The patch should be included in the daily builds available at
https://dev-builds.libreoffice.org/daily/ in the next 24-48 hours. More
information about daily builds can be found at:
https://wiki.documentfoundation.org/Testing_Daily_Builds

Affected users are encouraged to test the fix and report feedback.
Comment 24 Eyal Rozenberg 2024-09-07 20:48:54 UTC
(In reply to Mike Kaganski from comment #22)
> This phrase is unclear. What "selections" is meant

I meant, in the dialog about the formatting choices for my chosen file format / for "Export Text File".

> and what "existing
> format" is - specifically, in case of CSV with the import filter configured
> to accept *several* separators?

That's a good point. Actually, maybe I need to partially take back my earlier comment #21. I mean, whether it's a CSV or a TSV, it's still supposed to be a one-separator format. Does it really make sense to try to recreate a weird non-format in the file you're editing?

You said:
> Most people who use Calc to edit CSVs will need Calc to retain the 
> original file's structure

With multiple separators, I don't think that's possible even with the best of intentions... I mean, suppose my input separators were:

comma tab comma tab comma tab

and in my editing, I delete the second and fourth columns. What separators would we now use: 

comma comma comma tab

or maybe

comma tab comma tab

? How can we even know?

I actually doubt that people would want us to recreate a file "structure" involving multiple separators.

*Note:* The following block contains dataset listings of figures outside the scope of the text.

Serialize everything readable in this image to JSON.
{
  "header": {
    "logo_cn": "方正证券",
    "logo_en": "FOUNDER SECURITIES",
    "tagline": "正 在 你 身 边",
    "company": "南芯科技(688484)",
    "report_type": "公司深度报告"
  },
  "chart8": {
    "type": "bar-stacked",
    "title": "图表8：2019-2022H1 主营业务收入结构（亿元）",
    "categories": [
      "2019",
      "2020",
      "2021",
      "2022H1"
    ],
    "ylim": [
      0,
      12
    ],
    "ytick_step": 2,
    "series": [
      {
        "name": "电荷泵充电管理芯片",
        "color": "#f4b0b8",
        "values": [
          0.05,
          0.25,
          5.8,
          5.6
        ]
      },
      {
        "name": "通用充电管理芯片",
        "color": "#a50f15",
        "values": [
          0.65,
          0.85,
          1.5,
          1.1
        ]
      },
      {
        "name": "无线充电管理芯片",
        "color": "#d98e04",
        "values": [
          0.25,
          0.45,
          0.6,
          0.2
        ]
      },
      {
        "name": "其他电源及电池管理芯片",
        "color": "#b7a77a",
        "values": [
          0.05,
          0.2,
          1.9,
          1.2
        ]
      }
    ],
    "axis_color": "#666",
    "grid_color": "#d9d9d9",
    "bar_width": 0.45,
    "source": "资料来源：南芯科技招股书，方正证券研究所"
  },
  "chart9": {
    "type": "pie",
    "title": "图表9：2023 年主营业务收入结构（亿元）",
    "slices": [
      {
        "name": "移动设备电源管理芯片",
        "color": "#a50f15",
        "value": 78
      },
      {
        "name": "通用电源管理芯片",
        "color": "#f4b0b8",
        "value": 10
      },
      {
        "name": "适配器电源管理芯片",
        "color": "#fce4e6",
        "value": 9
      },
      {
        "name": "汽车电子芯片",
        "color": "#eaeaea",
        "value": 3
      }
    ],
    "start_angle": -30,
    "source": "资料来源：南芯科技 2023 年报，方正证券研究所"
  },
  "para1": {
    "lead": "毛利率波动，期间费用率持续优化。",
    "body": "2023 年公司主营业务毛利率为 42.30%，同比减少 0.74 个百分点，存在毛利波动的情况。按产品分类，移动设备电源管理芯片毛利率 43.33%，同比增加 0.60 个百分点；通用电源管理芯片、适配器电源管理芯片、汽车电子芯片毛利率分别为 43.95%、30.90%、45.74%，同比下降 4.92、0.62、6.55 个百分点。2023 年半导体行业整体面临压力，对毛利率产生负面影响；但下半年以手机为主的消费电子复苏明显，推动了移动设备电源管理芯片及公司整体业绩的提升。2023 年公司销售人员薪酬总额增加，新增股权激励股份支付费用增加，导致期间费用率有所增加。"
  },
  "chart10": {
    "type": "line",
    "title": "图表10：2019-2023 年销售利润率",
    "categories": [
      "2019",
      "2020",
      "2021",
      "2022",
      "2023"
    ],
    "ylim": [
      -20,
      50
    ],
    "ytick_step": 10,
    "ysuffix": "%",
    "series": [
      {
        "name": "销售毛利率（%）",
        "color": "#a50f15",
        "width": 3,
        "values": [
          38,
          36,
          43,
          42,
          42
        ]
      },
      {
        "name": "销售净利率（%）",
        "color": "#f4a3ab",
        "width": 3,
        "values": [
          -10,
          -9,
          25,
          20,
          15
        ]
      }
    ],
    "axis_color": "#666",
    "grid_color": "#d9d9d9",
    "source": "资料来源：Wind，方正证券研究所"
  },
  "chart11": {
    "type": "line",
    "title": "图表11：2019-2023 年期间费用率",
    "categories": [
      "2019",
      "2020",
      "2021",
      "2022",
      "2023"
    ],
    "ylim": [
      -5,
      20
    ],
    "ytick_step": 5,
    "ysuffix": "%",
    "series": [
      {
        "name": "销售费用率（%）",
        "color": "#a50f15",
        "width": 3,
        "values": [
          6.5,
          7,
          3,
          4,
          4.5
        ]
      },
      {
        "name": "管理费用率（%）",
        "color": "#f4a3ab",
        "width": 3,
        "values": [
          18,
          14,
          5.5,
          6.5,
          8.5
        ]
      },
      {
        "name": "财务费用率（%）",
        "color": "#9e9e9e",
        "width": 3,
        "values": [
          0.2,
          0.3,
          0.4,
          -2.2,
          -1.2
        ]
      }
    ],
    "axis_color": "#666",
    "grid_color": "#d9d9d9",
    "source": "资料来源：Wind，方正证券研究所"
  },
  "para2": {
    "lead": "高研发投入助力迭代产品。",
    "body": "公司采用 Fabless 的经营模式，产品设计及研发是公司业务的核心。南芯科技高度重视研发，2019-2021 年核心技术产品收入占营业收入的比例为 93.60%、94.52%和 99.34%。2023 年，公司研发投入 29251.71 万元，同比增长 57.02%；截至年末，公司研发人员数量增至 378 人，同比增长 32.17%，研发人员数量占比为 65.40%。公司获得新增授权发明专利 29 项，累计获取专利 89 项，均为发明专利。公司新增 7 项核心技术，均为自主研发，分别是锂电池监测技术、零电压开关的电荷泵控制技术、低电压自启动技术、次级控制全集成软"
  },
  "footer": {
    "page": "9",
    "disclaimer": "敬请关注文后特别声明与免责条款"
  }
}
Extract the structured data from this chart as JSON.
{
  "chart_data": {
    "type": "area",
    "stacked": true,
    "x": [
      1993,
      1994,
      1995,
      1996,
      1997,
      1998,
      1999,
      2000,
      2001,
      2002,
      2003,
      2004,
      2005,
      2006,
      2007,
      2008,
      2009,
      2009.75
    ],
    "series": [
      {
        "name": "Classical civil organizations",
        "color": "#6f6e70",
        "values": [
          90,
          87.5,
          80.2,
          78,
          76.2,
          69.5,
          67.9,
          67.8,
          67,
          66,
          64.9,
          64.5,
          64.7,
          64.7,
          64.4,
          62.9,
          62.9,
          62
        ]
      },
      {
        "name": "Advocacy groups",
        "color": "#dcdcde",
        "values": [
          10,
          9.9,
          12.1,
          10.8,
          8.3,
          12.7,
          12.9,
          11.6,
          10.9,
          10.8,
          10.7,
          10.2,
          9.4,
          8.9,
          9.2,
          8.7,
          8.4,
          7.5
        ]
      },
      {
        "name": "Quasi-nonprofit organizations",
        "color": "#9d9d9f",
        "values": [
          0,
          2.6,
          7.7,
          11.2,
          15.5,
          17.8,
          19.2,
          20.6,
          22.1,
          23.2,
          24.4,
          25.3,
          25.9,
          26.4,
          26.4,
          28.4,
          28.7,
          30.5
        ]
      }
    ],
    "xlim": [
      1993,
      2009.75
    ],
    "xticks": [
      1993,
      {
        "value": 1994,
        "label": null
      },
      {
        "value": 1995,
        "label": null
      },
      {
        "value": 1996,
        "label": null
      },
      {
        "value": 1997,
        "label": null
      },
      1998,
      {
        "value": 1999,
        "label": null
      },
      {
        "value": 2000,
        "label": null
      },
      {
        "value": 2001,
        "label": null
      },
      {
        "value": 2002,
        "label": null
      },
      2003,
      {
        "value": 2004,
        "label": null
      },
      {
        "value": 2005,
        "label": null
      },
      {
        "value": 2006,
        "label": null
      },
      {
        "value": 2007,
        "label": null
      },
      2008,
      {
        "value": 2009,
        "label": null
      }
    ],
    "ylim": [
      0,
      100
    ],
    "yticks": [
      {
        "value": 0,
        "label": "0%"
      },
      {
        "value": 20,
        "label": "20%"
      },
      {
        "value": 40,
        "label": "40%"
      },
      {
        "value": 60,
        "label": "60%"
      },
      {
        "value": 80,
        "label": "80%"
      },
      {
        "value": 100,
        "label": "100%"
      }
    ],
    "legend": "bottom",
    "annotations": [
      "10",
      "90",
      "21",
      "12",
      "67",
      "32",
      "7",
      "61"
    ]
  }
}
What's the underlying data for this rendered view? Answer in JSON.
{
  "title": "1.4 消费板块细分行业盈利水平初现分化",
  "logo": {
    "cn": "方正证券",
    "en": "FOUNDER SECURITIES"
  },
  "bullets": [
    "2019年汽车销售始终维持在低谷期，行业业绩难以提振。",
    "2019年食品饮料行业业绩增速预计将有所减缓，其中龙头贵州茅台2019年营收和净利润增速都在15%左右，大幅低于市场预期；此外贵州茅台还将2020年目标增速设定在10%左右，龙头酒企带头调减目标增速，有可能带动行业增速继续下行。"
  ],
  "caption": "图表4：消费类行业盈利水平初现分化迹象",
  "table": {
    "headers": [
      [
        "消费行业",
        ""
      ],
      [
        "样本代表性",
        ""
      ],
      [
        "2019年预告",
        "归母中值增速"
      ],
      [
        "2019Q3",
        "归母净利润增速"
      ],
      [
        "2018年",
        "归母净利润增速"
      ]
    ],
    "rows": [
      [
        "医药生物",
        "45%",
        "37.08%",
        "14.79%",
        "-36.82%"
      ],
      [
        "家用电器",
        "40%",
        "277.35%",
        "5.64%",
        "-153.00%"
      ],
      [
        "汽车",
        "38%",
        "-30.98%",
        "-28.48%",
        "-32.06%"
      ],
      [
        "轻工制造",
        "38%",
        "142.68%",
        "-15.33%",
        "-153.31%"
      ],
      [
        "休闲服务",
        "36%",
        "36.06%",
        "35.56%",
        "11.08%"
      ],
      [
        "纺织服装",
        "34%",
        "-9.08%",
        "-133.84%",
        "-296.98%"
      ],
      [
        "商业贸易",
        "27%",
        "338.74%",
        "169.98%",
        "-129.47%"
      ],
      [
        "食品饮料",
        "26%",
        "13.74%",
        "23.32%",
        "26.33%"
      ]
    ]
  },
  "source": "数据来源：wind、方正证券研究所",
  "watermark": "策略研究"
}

> especially taking into account, that all "specs" in CSV are application-
> specific 

They're still specs with a single separator. And even if there are differences - what are they? string quoting?
Comment 25 Mike Kaganski 2024-09-07 22:13:08 UTC
(In reply to Eyal Rozenberg from comment #24)

At this point, please re=read comment 0.
Comment 26 Commit Notification 2024-09-09 10:01:35 UTC
Xisco Fauli committed a patch related to this issue.
It has been pushed to "libreoffice-24-8-1":

https://git.libreoffice.org/core/commit/724253c916db0517733181529e3f652aaf8f6890

tdf#162822: Revert "tdf#152336 Detect charset... (24.8 only)

It will be available in 24.8.1.

The patch should be included in the daily builds available at
https://dev-builds.libreoffice.org/daily/ in the next 24-48 hours. More
information about daily builds can be found at:
https://wiki.documentfoundation.org/Testing_Daily_Builds

Affected users are encouraged to test the fix and report feedback.